Monday, Feb. 03, 1941

Planes from Detroit

The U. S. public last week got its answer to the big question: When, and on what scale, was the automobile industry going to turn its mass-production genius into the job of building airplanes for national defense? Fortnight ago, Ford and Chrysler announced that they would help with the business of building bombers. Last week the rest of the answer came from G. M.'s President Charles Erwin Wilson (successor to Big Bill Knudsen). General Motors was going into the bomber business, too. From the three, the U. S. should get its bombers at the rate of 5,000 a year, by March 1942.

In numbers as well as in product the planned output of the Big Three was a long way from the plan of C. I. O.'s Walter Reuther for putting Detroit to work (TIME, Dec. 30). Mr. Reuther had made a good but obvious point when he said that the automotive industry could do a big job of airplane building.

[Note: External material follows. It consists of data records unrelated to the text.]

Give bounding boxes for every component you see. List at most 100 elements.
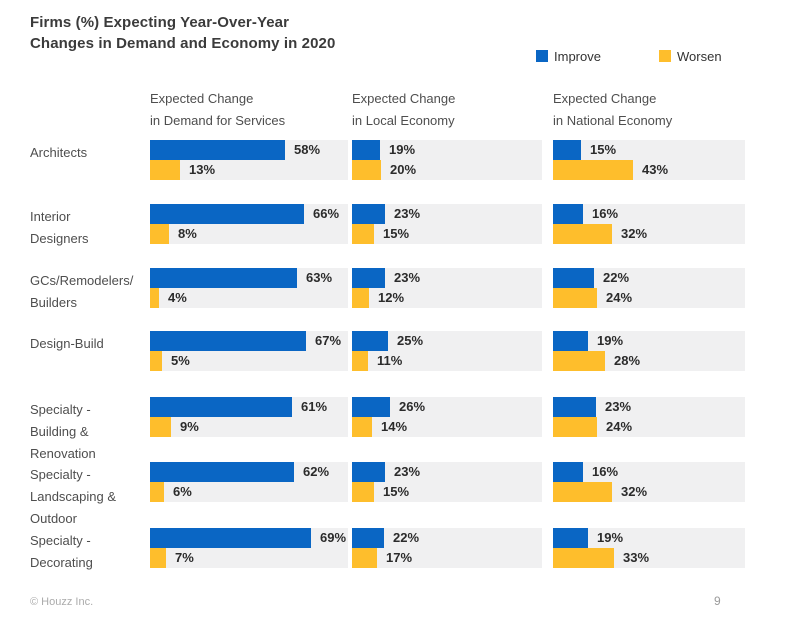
bar-track: 16% 32% [553,204,745,244]
bar-track: 63% 4% [150,268,348,308]
chart-title-line2: Changes in Demand and Economy in 2020 [30,35,336,52]
value-label: 23% [394,206,421,221]
row-label-line: Building & [30,424,89,439]
improve-bar [352,331,388,351]
value-label: 63% [306,270,333,285]
value-label: 7% [175,550,194,565]
value-label: 16% [592,464,619,479]
value-label: 32% [621,484,648,499]
worsen-bar [553,351,605,371]
value-label: 58% [294,142,321,157]
worsen-bar [352,417,372,437]
value-label: 25% [397,333,424,348]
worsen-bar [352,351,368,371]
worsen-bar [352,224,374,244]
bar-track: 26% 14% [352,397,542,437]
value-label: 32% [621,226,648,241]
row-label: Specialty - Building & Renovation [30,399,145,465]
bar-track: 23% 24% [553,397,745,437]
worsen-bar [150,548,166,568]
chart-title: Firms (%) Expecting Year-Over-Year Chang… [30,12,335,54]
bar-track: 23% 15% [352,204,542,244]
row-label: Specialty - Landscaping & Outdoor [30,464,145,530]
bar-track: 15% 43% [553,140,745,180]
worsen-bar [553,417,597,437]
column-header-demand-line1: Expected Change [150,91,254,106]
row-label-line: Architects [30,145,88,160]
value-label: 20% [390,162,417,177]
value-label: 4% [168,290,187,305]
worsen-bar [553,482,612,502]
value-label: 66% [313,206,340,221]
value-label: 19% [597,530,624,545]
bar-track: 23% 15% [352,462,542,502]
worsen-bar [352,482,374,502]
improve-bar [553,397,596,417]
value-label: 16% [592,206,619,221]
bar-track: 19% 20% [352,140,542,180]
improve-bar [150,528,311,548]
improve-bar [150,331,306,351]
row-label-line: Specialty - [30,533,91,548]
row-label-line: Interior [30,209,71,224]
improve-bar [150,140,285,160]
worsen-bar [553,224,612,244]
value-label: 61% [301,399,328,414]
bar-track: 66% 8% [150,204,348,244]
value-label: 23% [394,270,421,285]
row-label: Specialty - Decorating [30,530,145,574]
improve-bar [553,204,583,224]
value-label: 15% [383,484,410,499]
worsen-swatch-icon [659,50,671,62]
worsen-bar [150,224,169,244]
row-label-line: Landscaping & [30,489,117,504]
chart-title-line1: Firms (%) Expecting Year-Over-Year [30,14,290,31]
worsen-bar [352,548,377,568]
row-label-line: Designers [30,231,89,246]
column-header-local-line2: in Local Economy [352,113,455,128]
improve-bar [553,268,594,288]
column-header-national-line2: in National Economy [553,113,673,128]
row-label: Architects [30,142,145,164]
value-label: 24% [606,290,633,305]
legend-label-worsen: Worsen [677,48,722,64]
value-label: 12% [378,290,405,305]
value-label: 43% [642,162,669,177]
value-label: 5% [171,353,190,368]
value-label: 69% [320,530,347,545]
column-header-national-line1: Expected Change [553,91,657,106]
bar-track: 25% 11% [352,331,542,371]
value-label: 62% [303,464,330,479]
value-label: 13% [189,162,216,177]
improve-bar [150,204,304,224]
improve-bar [553,528,588,548]
column-header-national-economy: Expected Change in National Economy [553,88,672,132]
worsen-bar [150,417,171,437]
value-label: 15% [590,142,617,157]
value-label: 8% [178,226,197,241]
column-header-demand: Expected Change in Demand for Services [150,88,285,132]
worsen-bar [150,160,180,180]
column-header-local-economy: Expected Change in Local Economy [352,88,455,132]
improve-bar [352,462,385,482]
value-label: 15% [383,226,410,241]
bar-track: 19% 33% [553,528,745,568]
bar-track: 22% 17% [352,528,542,568]
improve-bar [150,462,294,482]
improve-bar [352,397,390,417]
bar-track: 19% 28% [553,331,745,371]
legend-item-improve: Improve [536,48,601,64]
value-label: 19% [389,142,416,157]
row-label-line: Specialty - [30,402,91,417]
bar-track: 23% 12% [352,268,542,308]
value-label: 23% [605,399,632,414]
footer-copyright: © Houzz Inc. [30,596,94,608]
worsen-bar [150,351,162,371]
value-label: 11% [377,353,403,368]
legend-label-improve: Improve [554,48,601,64]
improve-bar [352,140,380,160]
bar-track: 61% 9% [150,397,348,437]
improve-bar [150,268,297,288]
value-label: 14% [381,419,408,434]
improve-bar [352,204,385,224]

But his further assertion that the industry, given a six months' start, could produce 500 pursuit planes a day had long since been dismissed as fantastic. For, even if that rate could be attained, nobody would know what to do with such a glut, 150,000 fighters a year.

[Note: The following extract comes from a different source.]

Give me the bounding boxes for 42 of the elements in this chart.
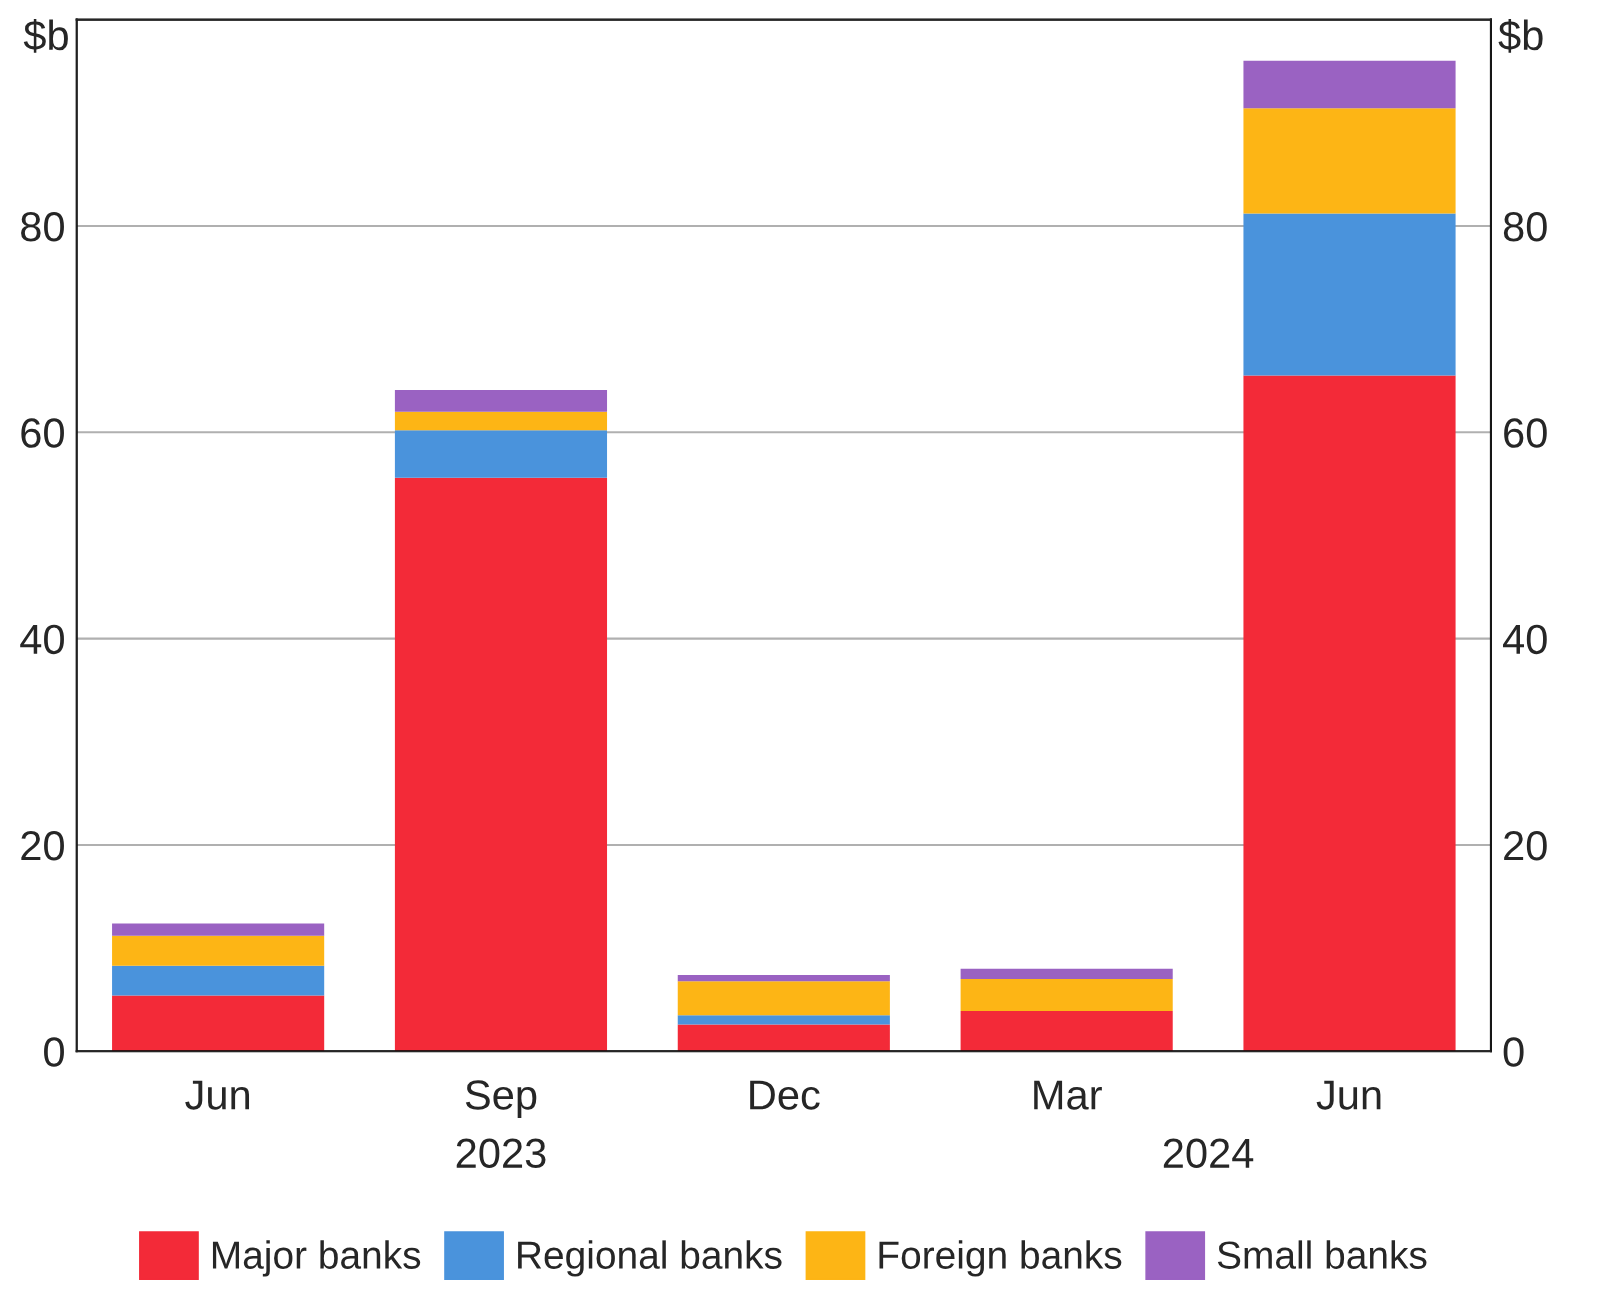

Last week earnest Mr. Reuther announced that his 500-a-day figure was only his yardstick of Detroit's potential capacity, that the automotive industry could as well make an imposing (but lesser) number of two-and four-motored bombers.

This was where the Big Three came in. Their plan will not turn out complete planes in Detroit. General Motors, Chrysler and Ford will build airplane sub-assemblies, ship them to four midwest and southwest assembly plants, there to be put together by aircraft mechanics under the supervision of airplane manufacturers. Detroit has already prepared to build engines to fly bombers. Ford is building Pratt & Whitney engines, Buick will build a plant (near Chicago) to do the same. Studebaker will build Wrights. During the past three weeks, while the Big Three were preparing to produce airplane parts, order lists have been heavy with contracts for aircraft accessories, wing panels and other plane parts to automotive suppliers--Murry Corp. of America, Briggs Manufacturing Co., Hayes Manufacturing Corp.

General Motors' choice of an airplane to build was the Army's speedy 6-25, a slim, two-engined bomber made by big North American Aviation (in which G. M. owns a 29% stock interest). G. M.'s bits and pieces will be shipped to a new plant (owned by the Government, operated by North American), there assembled, tested, flown away for service.

Ford and Chrysler also have made their choice. In San Diego, Edsel Ford and his crack Production Chief Charles E. Sorensen spent a couple of days looking over a Consolidated (B24) four-motored bomber, then went north to Santa Monica to talk to Planemaker Donald Wills Douglas. Result of many conferences was Ford's announcement that it would build 6-245 for assembly in two plants. Consolidated will operate a plant at Fort Worth, and Don Douglas will see that his competitors' flying fortress is well made, properly tested, in a plant at Tulsa. Chrysler's pick was Glenn Martin's new 6-26, a two-engined medium bomber (TIME, Jan. 6) to be assembled by Martin men in a new plant at Omaha.

Meanwhile from Washington Big Bill Knudsen added a word. The four assembly plants, he told newsmen, will all be finished by winter. By early 1942 the Defense Commission expects a monthly production from them of 300 medium, 125 heavy bombers. Bill Knudsen said he had not yet given up hope of 33,000 planes by July 1942 (19,000 for the U. S., 14,000 for Britain) although "we were slow getting under way." The biggest part of aircraft's tooling up will be finished by April or May. said he, and in the long run the U. S. can make more warplanes "than any other country in the world can make--and better."

Implicit in his statement (and in the off-the-record conversations of aircraft manufacturers) was the considered expectation that by spring the planes would be pouring off U. S. production lines. But many an anxious U. S. citizen looked at performance instead of expectation, and what he saw was not good. In December the aircraft engine industry turned out 2,400 military engines, but it was still on the edge of quantity production of the high-output (2,000 h.p. and up) engines needed for such Air Corps bombers as Martin's B26. And plane production for the month was only 799 (of which 40% were trainers).

Big Bill Knudsen, working hard and conscientiously at a tough job, might have excellent grounds for hoping to set a production total of 33,000 by mid-1942. But since the U. S. had loafed into its armament program, it had learned a lot. About production it had learned what the experts knew all along: that expansion is a slow, complicated business. It had learned that the war may be decided by the German push in the spring. It had seen in black & white the fateful figures: should Britain be defeated the Axis will outnumber the U. S. on the sea and in the air. And mid-1942 seemed somehow further away than it was six months ago.